New Electron Microprobe Installed on Carnegie's Broad Branch Road Campus
A joint effort between DTM and the Geophysical Laboratory has led to the purchase of a new, state-of-the-art field emission electron microprobe.
The basic instrument was funded by a one million dollar grant by the Earth Sciences Division of the National Science Foundation (NSF). Additional attachments planned to be added in the future to the microprobe were funded by NASA.
|The new JEOL 8530F probe was delivered to Carnegie's Broad Branch Road campus at the beginning of March 2015. Photo by Katherine Crispin.|
This system is being installed this month in the newly renovated electron beam instrument facility in the 101-year-old Abelson Building on the Carnegie Institution of Washington’s Broad Branch Road Campus. The newly constructed laboratory reflects another joint funding venture between DTM and GL partially supported by the NSF’s ARI-R² program grant, obtained in 2010 by former Directors Russell Hemley and Sean Solomon. The grant was shepherded by former DTM Director Linda Elkins-Tanton and Hemley to allow completion of the facility that now houses the new electron-probe, a JEOL 6500F scanning electron microscope, and the Zeiss-Auriga combination focused ion-beam scanning electron microscope.
|"Carnegie is now one of only six Earth Science institutions in North America with this latest JEOL 8530F probe."|
For more than 40 years, electron microprobe analysis has played a central role in the on-going research activities at the Carnegie Institution of Washington. In fact, GL was one of the early pioneers in the development of the automated electron microprobe for mineral analysis in the early 1970’s. The 20-year-old electron microprobe on campus, while still heavily used, had fallen sufficiently behind in its capabilities, especially in its ability to make accurate concentration measurements at very high spatial resolution, compared to modern instruments that an upgrade was necessary.
|A JEOL engineer checks the installation of the new microprobe in BBR's newly renovated electron beam facility. Photo by Dave Videchak, JEOL.|
John Armstrong, GL's microbeam specialist, led the effort for the new instrument procurement, along with his GL colleagues Anat Shahar and Yingwei Fei, and DTM’s Conel Alexander, Steven Shirey, and Larry Nittler.

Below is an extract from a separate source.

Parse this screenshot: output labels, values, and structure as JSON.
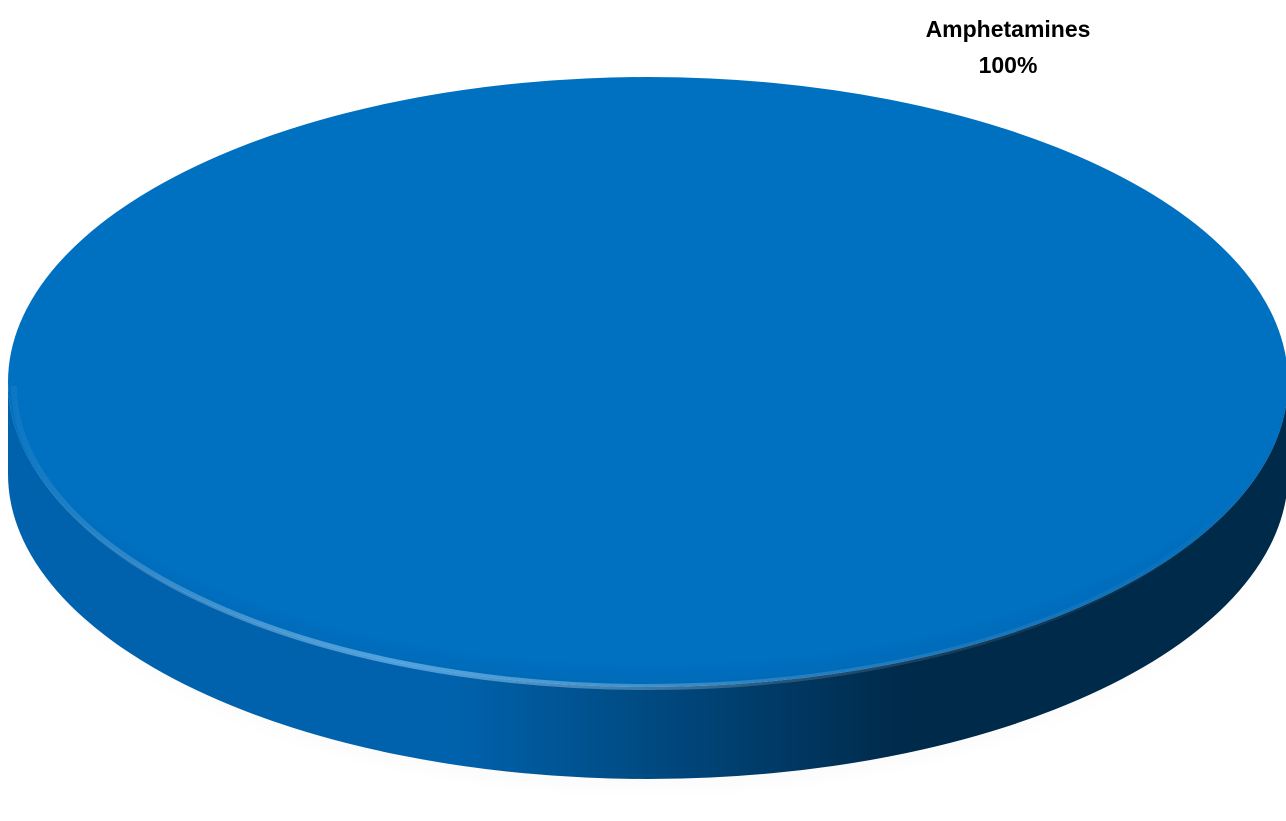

|“We can now look at an order of magnitude smaller analysis spots (0.3 microns) and thereby study smaller minerals, experimental textures, and narrower diffusion profiles.” - John Armstrong|
The new JEOL JXA-8530F Automated Field Emission Electron Microprobe will allow scientific staff, postdoctoral fellows, and visiting scientists to conduct automated, high resolution quantitative elemental microanalysis, multi-spectral imaging, and low-energy x-ray emission measurements. The higher resolution and sensitivity of in-situ chemical analysis will enable cutting-edge research across the spectrum of DTM and GL research. Carnegie is now one of only six Earth Science institutions in North America with this latest JEOL 8530F probe.
“We can now look at an order of magnitude smaller analysis spots (0.3 microns) and thereby study smaller minerals, experimental textures, and narrower diffusion profiles,” said Armstrong about the new electron microprobe. “It also has other advanced mapping and spectral analysis capabilities that will be useful in creating new scientific results that we can’t yet foresee.
|Two JEOL engineers will be testing the new instrument through the month. Photo by Dave Videchak, JEOL.|
On a broader level, the new system is designed with easy operating procedures that enable precise and sensitive analyses by researchers of variable skill levels. Carnegie has a long tradition of sharing analytical facilities with visiting users from other institutions. This tradition will allow the new instrument to become a defacto regional and national resource for mineral physics, experimental petrologic, geochemical, and cosmochemical researchers.